Nos actions en matière de santé

Nous soutenons deux postes de santé et deux maternités dépendant de ces postes sur la commune de Nguekokh qui compte environ 35000 habitants.

Nous avons participé à la construction de la maternité du poste 2 en 2017.

Depuis deux ans, Teraanga finance l’achat d’un complément de médicaments pour que les postes de santé puissent faire face à un taux de fréquentation plus élevé, en raison de l’hivernage (saison avec beaucoup de pluie et donc beaucoup de moustiques, deux facteurs qui alimentent le paludisme dont certaines formes peuvent être fatales) : le montant de l’aide s’élève à 1200 €.

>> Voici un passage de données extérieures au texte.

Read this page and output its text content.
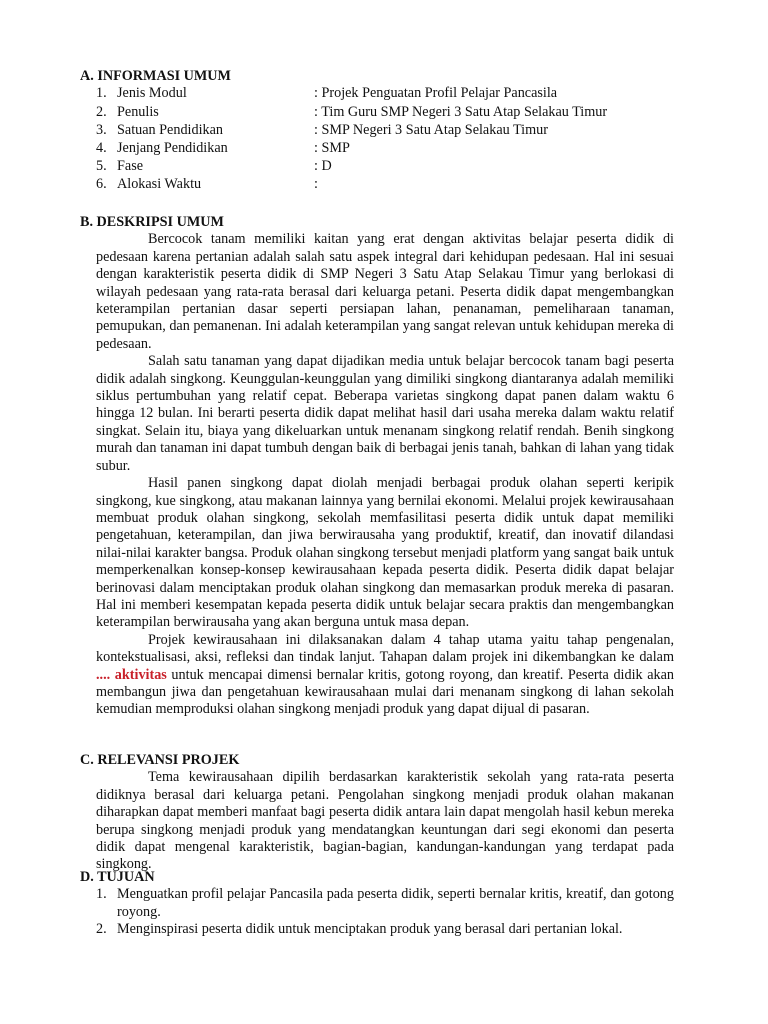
A. INFORMASI UMUM
1. Jenis Modul	: Projek Penguatan Profil Pelajar Pancasila
2. Penulis	: Tim Guru SMP Negeri 3 Satu Atap Selakau Timur
3. Satuan Pendidikan	: SMP Negeri 3 Satu Atap Selakau Timur
4. Jenjang Pendidikan	: SMP
5. Fase	: D
6. Alokasi Waktu	:
B. DESKRIPSI UMUM

Bercocok tanam memiliki kaitan yang erat dengan aktivitas belajar peserta didik di pedesaan karena pertanian adalah salah satu aspek integral dari kehidupan pedesaan. Hal ini sesuai dengan karakteristik peserta didik di SMP Negeri 3 Satu Atap Selakau Timur yang berlokasi di wilayah pedesaan yang rata-rata berasal dari keluarga petani. Peserta didik dapat mengembangkan keterampilan pertanian dasar seperti persiapan lahan, penanaman, pemeliharaan tanaman, pemupukan, dan pemanenan. Ini adalah keterampilan yang sangat relevan untuk kehidupan mereka di pedesaan.

Salah satu tanaman yang dapat dijadikan media untuk belajar bercocok tanam bagi peserta didik adalah singkong. Keunggulan-keunggulan yang dimiliki singkong diantaranya adalah memiliki siklus pertumbuhan yang relatif cepat. Beberapa varietas singkong dapat panen dalam waktu 6 hingga 12 bulan. Ini berarti peserta didik dapat melihat hasil dari usaha mereka dalam waktu relatif singkat. Selain itu, biaya yang dikeluarkan untuk menanam singkong relatif rendah. Benih singkong murah dan tanaman ini dapat tumbuh dengan baik di berbagai jenis tanah, bahkan di lahan yang tidak subur.

Hasil panen singkong dapat diolah menjadi berbagai produk olahan seperti keripik singkong, kue singkong, atau makanan lainnya yang bernilai ekonomi. Melalui projek kewirausahaan membuat produk olahan singkong, sekolah memfasilitasi peserta didik untuk dapat memiliki pengetahuan, keterampilan, dan jiwa berwirausaha yang produktif, kreatif, dan inovatif dilandasi nilai-nilai karakter bangsa. Produk olahan singkong tersebut menjadi platform yang sangat baik untuk memperkenalkan konsep-konsep kewirausahaan kepada peserta didik. Peserta didik dapat belajar berinovasi dalam menciptakan produk olahan singkong dan memasarkan produk mereka di pasaran. Hal ini memberi kesempatan kepada peserta didik untuk belajar secara praktis dan mengembangkan keterampilan berwirausaha yang akan berguna untuk masa depan.

Projek kewirausahaan ini dilaksanakan dalam 4 tahap utama yaitu tahap pengenalan, kontekstualisasi, aksi, refleksi dan tindak lanjut. Tahapan dalam projek ini dikembangkan ke dalam .... aktivitas untuk mencapai dimensi bernalar kritis, gotong royong, dan kreatif. Peserta didik akan membangun jiwa dan pengetahuan kewirausahaan mulai dari menanam singkong di lahan sekolah kemudian memproduksi olahan singkong menjadi produk yang dapat dijual di pasaran.

C. RELEVANSI PROJEK

Tema kewirausahaan dipilih berdasarkan karakteristik sekolah yang rata-rata peserta didiknya berasal dari keluarga petani. Pengolahan singkong menjadi produk olahan makanan diharapkan dapat memberi manfaat bagi peserta didik antara lain dapat mengolah hasil kebun mereka berupa singkong menjadi produk yang mendatangkan keuntungan dari segi ekonomi dan peserta didik dapat mengenal karakteristik, bagian-bagian, kandungan-kandungan yang terdapat pada singkong.

D. TUJUAN
1. Menguatkan profil pelajar Pancasila pada peserta didik, seperti bernalar kritis, kreatif, dan gotong royong.
2. Menginspirasi peserta didik untuk menciptakan produk yang berasal dari pertanian lokal.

Les postes de santé ne disposent que du strict nécessaire qui permet de faire face aux soins les plus courants qui seraient pris en charge par la médecine générale en France. Ils sont gérés l’un et l’autre par deux infirmiers. Aucun médecin n’intervient sur la commune. Quand les cas sont plus graves ils sont dirigés vers le Centre de Santé ou l’hôpital de Mbour.

Chaque année des élèves sages-femmes et infirmières de Clermont Ferrand et des élèves assistantes sociales de Moulins effectuent un stage de formation de plusieurs mois dans ces postes de santé. Elles sont accueillies à la Maison du Jumelage de Nguékokh et encadrées pendant leur stage par les deux infirmiers des postes de santé.

La santé reste une question importante pour les populations de Nguekokh et du Sénégal car les moyens déployés sur place sont insuffisants et les pathologies sont parfois graves, comme le paludisme par exemple. Il faut savoir que les soins sont payants et qu’il n’y a que peu, voire parfois pas de matériel ou de médicaments dans les hôpitaux. Les populations sont alors obligées d’acheter ce matériel pour se faire soigner.

Notre soutien est donc important pour ces populations.

Voici comment est organisé le système de santé sur la commune au travers du fonctionnement de ces deux postes.

Statut juridique

Les postes de santé dépendent de la pyramide sanitaire correspondant à:

-l’état via le ministère

-la région

-le district qui correspond au niveau opérationnel. Il y a un centre de santé par district. Un centre de santé regroupe plusieurs postes de santé.

Pour ce qui concerne les postes de santé de Nguekohk, ceux-ci dépendent de la région médicale de Thiès et du district de Mbour. Le district de Mbour regroupe 29 postes de santé et un centre de santé.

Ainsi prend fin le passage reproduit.